差別とお笑い
最近学校というか子供社会における「いじめ」は社会問題に なっていて,良くTVとかでも議論がされてます。でもなんか そういうのを観たり聞いたりしていても,なんだかしっくり来ません。 なぜなんでしょう?。なにかすごく奥歯にものが挟まったというか, 本当のことを言わずに議論してる気がします。言い換えれば, 建前だけを言ってるようにも聞こえます。またある一方からの 見方だけで話してる気もします。なにか大きなNGワードが あって,それを避けてるが故に本質的な話が出来てないような, そんなもどかしさが…。
そういう腫れ物に触るような議題としては,「差別」の話も あります。差別というと,いろんな差別があり,差別自体は 良くないのですが,何が差別なのか?なぜ無くならないか?,とか 言う話はやっぱりどこかすっぽり抜け落ちたような話しか 聞けません。さてそう思っているところに モンティパイソンにおける差別の話を読みました。
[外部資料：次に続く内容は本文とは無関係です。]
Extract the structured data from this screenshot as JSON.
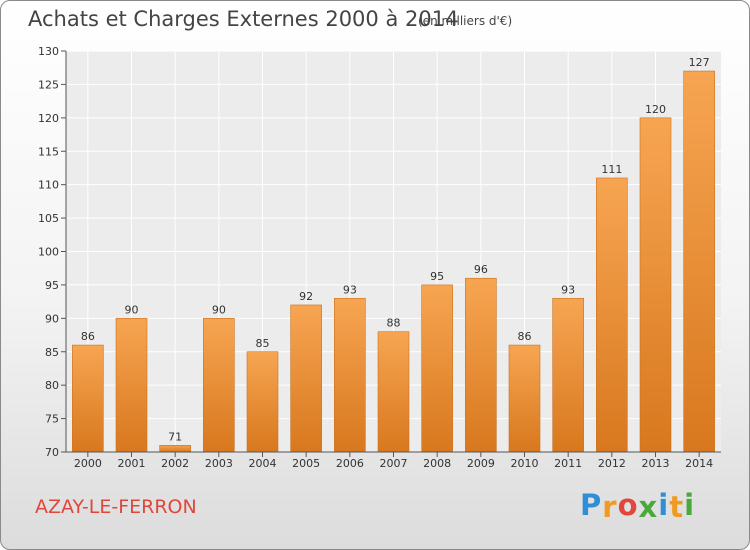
{
  "chart_data": {
    "type": "bar",
    "title": "Achats et Charges Externes 2000 à 2014",
    "subtitle": "(en milliers d'€)",
    "categories": [
      "2000",
      "2001",
      "2002",
      "2003",
      "2004",
      "2005",
      "2006",
      "2007",
      "2008",
      "2009",
      "2010",
      "2011",
      "2012",
      "2013",
      "2014"
    ],
    "values": [
      86,
      90,
      71,
      90,
      85,
      92,
      93,
      88,
      95,
      96,
      86,
      93,
      111,
      120,
      127
    ],
    "ylim": [
      70,
      130
    ],
    "yticks": [
      70,
      75,
      80,
      85,
      90,
      95,
      100,
      105,
      110,
      115,
      120,
      125,
      130
    ],
    "grid": true,
    "bar_color_light": "#f7a552",
    "bar_color_dark": "#d8781e"
  },
  "footer": {
    "place": "AZAY-LE-FERRON",
    "logo_letters": [
      "P",
      "r",
      "o",
      "x",
      "i",
      "t",
      "i"
    ],
    "logo_colors": [
      "#2f8fd6",
      "#f29a1f",
      "#e0463a",
      "#49a93a",
      "#2f8fd6",
      "#f29a1f",
      "#49a93a"
    ]
  }
}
あまりこの中身について語るつもりはないのですが,お笑いの中には 差別意識に基づいた笑いというのがあるのは事実だと思います。 逆に身内しかわからない「仲間意識」というのが「内輪ネタ」となって 笑いにつながる場合もあります。差別とまではいかないまでも,噂話だったり, コケにしたりとか…。
知り合いと内輪で飲みに行ったりすると,そういう人の噂話をしたり, コケにして笑ったり,逆に自分自身を貶めてみんなに笑ってもらったり…とか そういうのがあります。いや,もちろん全部の知り合いがそういう わけではないのですが,そういうこともあると…。偉そうなことをいうと, そういう場はわたしは結構居心地がわるいのですが,でもそこで 止めよう…というほど無粋じゃないというか勇気がないというか(^^;)…。
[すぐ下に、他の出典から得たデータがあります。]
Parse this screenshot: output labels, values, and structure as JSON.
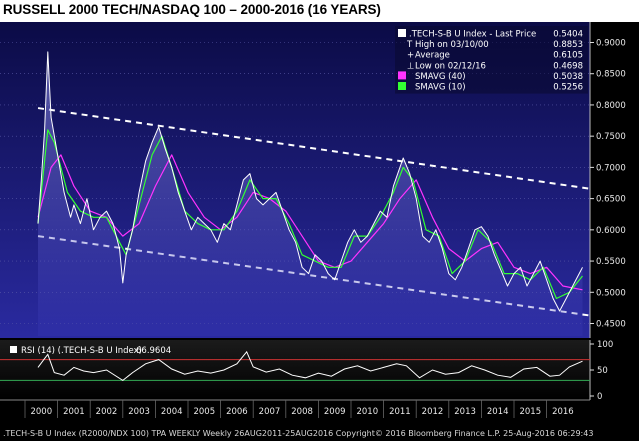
{
  "title": "RUSSELL 2000 TECH/NASDAQ 100 – 2000-2016 (16 YEARS)",
  "chart_data": {
    "type": "line",
    "title": "RUSSELL 2000 TECH/NASDAQ 100 – 2000-2016 (16 YEARS)",
    "x_labels": [
      "2000",
      "2001",
      "2002",
      "2003",
      "2004",
      "2005",
      "2006",
      "2007",
      "2008",
      "2009",
      "2010",
      "2011",
      "2012",
      "2013",
      "2014",
      "2015",
      "2016"
    ],
    "ylim": [
      0.43,
      0.92
    ],
    "y_ticks": [
      "0.9000",
      "0.8500",
      "0.8000",
      "0.7500",
      "0.7000",
      "0.6500",
      "0.6000",
      "0.5500",
      "0.5000",
      "0.4500"
    ],
    "series": [
      {
        "name": ".TECH-S-B U Index - Last Price",
        "last": "0.5404",
        "color": "#ffffff",
        "points": [
          [
            1999.9,
            0.61
          ],
          [
            2000.0,
            0.68
          ],
          [
            2000.1,
            0.76
          ],
          [
            2000.2,
            0.885
          ],
          [
            2000.3,
            0.78
          ],
          [
            2000.5,
            0.72
          ],
          [
            2000.7,
            0.66
          ],
          [
            2000.9,
            0.62
          ],
          [
            2001.0,
            0.64
          ],
          [
            2001.2,
            0.61
          ],
          [
            2001.4,
            0.65
          ],
          [
            2001.6,
            0.6
          ],
          [
            2001.8,
            0.62
          ],
          [
            2002.0,
            0.63
          ],
          [
            2002.2,
            0.61
          ],
          [
            2002.4,
            0.57
          ],
          [
            2002.5,
            0.515
          ],
          [
            2002.6,
            0.56
          ],
          [
            2002.8,
            0.6
          ],
          [
            2003.0,
            0.66
          ],
          [
            2003.2,
            0.71
          ],
          [
            2003.4,
            0.74
          ],
          [
            2003.6,
            0.765
          ],
          [
            2003.8,
            0.73
          ],
          [
            2004.0,
            0.7
          ],
          [
            2004.2,
            0.66
          ],
          [
            2004.4,
            0.63
          ],
          [
            2004.6,
            0.6
          ],
          [
            2004.8,
            0.62
          ],
          [
            2005.0,
            0.61
          ],
          [
            2005.2,
            0.6
          ],
          [
            2005.4,
            0.58
          ],
          [
            2005.6,
            0.61
          ],
          [
            2005.8,
            0.6
          ],
          [
            2006.0,
            0.64
          ],
          [
            2006.2,
            0.68
          ],
          [
            2006.4,
            0.69
          ],
          [
            2006.6,
            0.65
          ],
          [
            2006.8,
            0.64
          ],
          [
            2007.0,
            0.65
          ],
          [
            2007.2,
            0.66
          ],
          [
            2007.4,
            0.63
          ],
          [
            2007.6,
            0.6
          ],
          [
            2007.8,
            0.58
          ],
          [
            2008.0,
            0.54
          ],
          [
            2008.2,
            0.53
          ],
          [
            2008.4,
            0.56
          ],
          [
            2008.6,
            0.55
          ],
          [
            2008.8,
            0.53
          ],
          [
            2009.0,
            0.52
          ],
          [
            2009.2,
            0.55
          ],
          [
            2009.4,
            0.58
          ],
          [
            2009.6,
            0.6
          ],
          [
            2009.8,
            0.58
          ],
          [
            2010.0,
            0.59
          ],
          [
            2010.2,
            0.61
          ],
          [
            2010.4,
            0.63
          ],
          [
            2010.6,
            0.62
          ],
          [
            2010.8,
            0.67
          ],
          [
            2011.0,
            0.7
          ],
          [
            2011.1,
            0.715
          ],
          [
            2011.3,
            0.69
          ],
          [
            2011.5,
            0.65
          ],
          [
            2011.7,
            0.59
          ],
          [
            2011.9,
            0.58
          ],
          [
            2012.1,
            0.6
          ],
          [
            2012.3,
            0.57
          ],
          [
            2012.5,
            0.53
          ],
          [
            2012.7,
            0.52
          ],
          [
            2012.9,
            0.54
          ],
          [
            2013.1,
            0.57
          ],
          [
            2013.3,
            0.6
          ],
          [
            2013.5,
            0.605
          ],
          [
            2013.7,
            0.59
          ],
          [
            2013.9,
            0.56
          ],
          [
            2014.1,
            0.535
          ],
          [
            2014.3,
            0.51
          ],
          [
            2014.5,
            0.53
          ],
          [
            2014.7,
            0.54
          ],
          [
            2014.9,
            0.51
          ],
          [
            2015.1,
            0.53
          ],
          [
            2015.3,
            0.55
          ],
          [
            2015.5,
            0.52
          ],
          [
            2015.7,
            0.49
          ],
          [
            2015.9,
            0.47
          ],
          [
            2016.1,
            0.49
          ],
          [
            2016.3,
            0.51
          ],
          [
            2016.5,
            0.53
          ],
          [
            2016.6,
            0.54
          ]
        ]
      },
      {
        "name": "SMAVG (40)",
        "last": "0.5038",
        "color": "#ff33ff",
        "points": [
          [
            1999.9,
            0.62
          ],
          [
            2000.3,
            0.7
          ],
          [
            2000.6,
            0.72
          ],
          [
            2001.0,
            0.67
          ],
          [
            2001.5,
            0.63
          ],
          [
            2002.0,
            0.62
          ],
          [
            2002.5,
            0.59
          ],
          [
            2003.0,
            0.61
          ],
          [
            2003.5,
            0.67
          ],
          [
            2004.0,
            0.72
          ],
          [
            2004.5,
            0.66
          ],
          [
            2005.0,
            0.62
          ],
          [
            2005.5,
            0.6
          ],
          [
            2006.0,
            0.62
          ],
          [
            2006.5,
            0.66
          ],
          [
            2007.0,
            0.65
          ],
          [
            2007.5,
            0.63
          ],
          [
            2008.0,
            0.59
          ],
          [
            2008.5,
            0.55
          ],
          [
            2009.0,
            0.54
          ],
          [
            2009.5,
            0.55
          ],
          [
            2010.0,
            0.58
          ],
          [
            2010.5,
            0.61
          ],
          [
            2011.0,
            0.65
          ],
          [
            2011.5,
            0.68
          ],
          [
            2012.0,
            0.62
          ],
          [
            2012.5,
            0.57
          ],
          [
            2013.0,
            0.55
          ],
          [
            2013.5,
            0.57
          ],
          [
            2014.0,
            0.58
          ],
          [
            2014.5,
            0.54
          ],
          [
            2015.0,
            0.53
          ],
          [
            2015.5,
            0.54
          ],
          [
            2016.0,
            0.51
          ],
          [
            2016.6,
            0.504
          ]
        ]
      },
      {
        "name": "SMAVG (10)",
        "last": "0.5256",
        "color": "#33ff33",
        "points": [
          [
            1999.9,
            0.61
          ],
          [
            2000.2,
            0.76
          ],
          [
            2000.4,
            0.74
          ],
          [
            2000.8,
            0.66
          ],
          [
            2001.2,
            0.63
          ],
          [
            2001.6,
            0.62
          ],
          [
            2002.0,
            0.62
          ],
          [
            2002.4,
            0.58
          ],
          [
            2002.6,
            0.56
          ],
          [
            2003.0,
            0.64
          ],
          [
            2003.4,
            0.72
          ],
          [
            2003.7,
            0.75
          ],
          [
            2004.0,
            0.7
          ],
          [
            2004.4,
            0.63
          ],
          [
            2004.8,
            0.61
          ],
          [
            2005.2,
            0.6
          ],
          [
            2005.6,
            0.6
          ],
          [
            2006.0,
            0.63
          ],
          [
            2006.4,
            0.68
          ],
          [
            2006.8,
            0.65
          ],
          [
            2007.2,
            0.65
          ],
          [
            2007.6,
            0.61
          ],
          [
            2008.0,
            0.56
          ],
          [
            2008.4,
            0.55
          ],
          [
            2008.8,
            0.54
          ],
          [
            2009.2,
            0.54
          ],
          [
            2009.6,
            0.59
          ],
          [
            2010.0,
            0.59
          ],
          [
            2010.4,
            0.62
          ],
          [
            2010.8,
            0.66
          ],
          [
            2011.1,
            0.7
          ],
          [
            2011.4,
            0.68
          ],
          [
            2011.8,
            0.6
          ],
          [
            2012.2,
            0.59
          ],
          [
            2012.6,
            0.53
          ],
          [
            2013.0,
            0.55
          ],
          [
            2013.4,
            0.6
          ],
          [
            2013.8,
            0.58
          ],
          [
            2014.2,
            0.53
          ],
          [
            2014.6,
            0.53
          ],
          [
            2015.0,
            0.52
          ],
          [
            2015.4,
            0.54
          ],
          [
            2015.8,
            0.49
          ],
          [
            2016.2,
            0.5
          ],
          [
            2016.6,
            0.526
          ]
        ]
      }
    ],
    "channel": {
      "upper": [
        [
          1999.9,
          0.795
        ],
        [
          2016.8,
          0.666
        ]
      ],
      "lower": [
        [
          1999.9,
          0.59
        ],
        [
          2016.8,
          0.463
        ]
      ]
    },
    "legend": {
      "placement": "top-right",
      "items": [
        {
          "label": ".TECH-S-B U Index - Last Price",
          "value": "0.5404",
          "color": "#ffffff"
        },
        {
          "label": "High on 03/10/00",
          "value": "0.8853",
          "color": ""
        },
        {
          "label": "Average",
          "value": "0.6105",
          "color": ""
        },
        {
          "label": "Low on 02/12/16",
          "value": "0.4698",
          "color": ""
        },
        {
          "label": "SMAVG (40)",
          "value": "0.5038",
          "color": "#ff33ff"
        },
        {
          "label": "SMAVG (10)",
          "value": "0.5256",
          "color": "#33ff33"
        }
      ]
    }
  },
  "rsi": {
    "label": "RSI (14) (.TECH-S-B U Index)",
    "value": "66.9604",
    "ylim": [
      0,
      100
    ],
    "y_ticks": [
      "100",
      "50",
      "0"
    ],
    "levels": [
      70,
      30
    ],
    "points": [
      [
        1999.9,
        55
      ],
      [
        2000.1,
        72
      ],
      [
        2000.2,
        80
      ],
      [
        2000.4,
        45
      ],
      [
        2000.7,
        40
      ],
      [
        2001.0,
        55
      ],
      [
        2001.3,
        48
      ],
      [
        2001.6,
        45
      ],
      [
        2002.0,
        50
      ],
      [
        2002.5,
        30
      ],
      [
        2002.8,
        45
      ],
      [
        2003.2,
        62
      ],
      [
        2003.6,
        70
      ],
      [
        2004.0,
        52
      ],
      [
        2004.4,
        42
      ],
      [
        2004.8,
        48
      ],
      [
        2005.2,
        44
      ],
      [
        2005.6,
        50
      ],
      [
        2006.0,
        62
      ],
      [
        2006.3,
        85
      ],
      [
        2006.5,
        56
      ],
      [
        2006.9,
        46
      ],
      [
        2007.3,
        52
      ],
      [
        2007.7,
        40
      ],
      [
        2008.1,
        35
      ],
      [
        2008.5,
        44
      ],
      [
        2008.9,
        38
      ],
      [
        2009.3,
        52
      ],
      [
        2009.7,
        58
      ],
      [
        2010.1,
        48
      ],
      [
        2010.5,
        55
      ],
      [
        2010.9,
        62
      ],
      [
        2011.2,
        58
      ],
      [
        2011.6,
        35
      ],
      [
        2012.0,
        50
      ],
      [
        2012.4,
        42
      ],
      [
        2012.8,
        45
      ],
      [
        2013.2,
        58
      ],
      [
        2013.6,
        50
      ],
      [
        2014.0,
        40
      ],
      [
        2014.4,
        36
      ],
      [
        2014.8,
        52
      ],
      [
        2015.2,
        55
      ],
      [
        2015.6,
        38
      ],
      [
        2015.9,
        40
      ],
      [
        2016.2,
        56
      ],
      [
        2016.6,
        66.96
      ]
    ]
  },
  "footer": ".TECH-S-B U Index (R2000/NDX 100) TPA WEEKLY  Weekly 26AUG2011-25AUG2016 Copyright© 2016 Bloomberg Finance L.P. 25-Aug-2016 06:29:43"
}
一方で,「笑い」というのは笑うことによりその相手を 「承認する」という機能のあるはずです。許すとか認めるとか。 ただなんとなく居心地が悪いのはそういう承認の笑いではなく, 相手を蔑むというか,「つまはじき」にするというか,そういう 笑いです。なんとなく「笑い」にはそういう「優しい笑い」と 「冷たい笑い」があるように思います。そしてその線引きが とても難しい…。
さて,最近の若者にとって「お笑いタレント」というのは あこがれの職業のようです。わたしが子供の頃は,二枚目スターの 方があこがれで,お笑いはもっと格下の様に感じたのですが, いまの人にはそうでもないようです。もっともわたしの頃も 落語家とかは尊敬する芸人…という感じはありましたが…。
落語のような伝統がしっかりしたものではない普通のコントや 漫才などのお笑いは,定型がないので,あらゆることが試されて, 新しい表現を模索する場であり,芸術でもあります。 でも,それゆえに,その中に「優しいお笑い」と「冷たいお笑い」が 境界無く入ってくるようなこともあるように思います。 また新人の芸人を番組や出演者が笑い物にするというか,まぁ ある意味それで大きく取り上げる様な企画も多くあります。 その中にはわたしは時々「居心地の悪さ」を感じることがあります。 「これを笑うのは良くないことだ」みたいな…。
うまく言えないのですが,若者の間でお笑いが流行するのと, 差別やいじめが存在することの間に,なにか似たような感情と 居心地の悪さを感じます。だからといってお笑いが悪いという つもりもありません。上に書いた通り,笑いは人間関係に おいて必要なものです。そして笑いに種類があるとして,それを 権力が識別するべきものでもない…とも思います。だから具体的に どうすべきだとかいうのはありません。
ただ何となく,笑いには良い笑いと悪い笑いがある…ってことを, もう少し自覚的になり,良い笑いを共有できる場に自分はいれたら良いな…と 思います。それと,もしお笑いより,ヒーローが若者のあこがれだったら, 現代のいじめの実体も少し変わったものになるんだろうか?…とか とか少し思いました。まぁ戦うヒーローは戦う敵が必要という, これまた差別意識みたいなものなんですけどね(苦笑)…。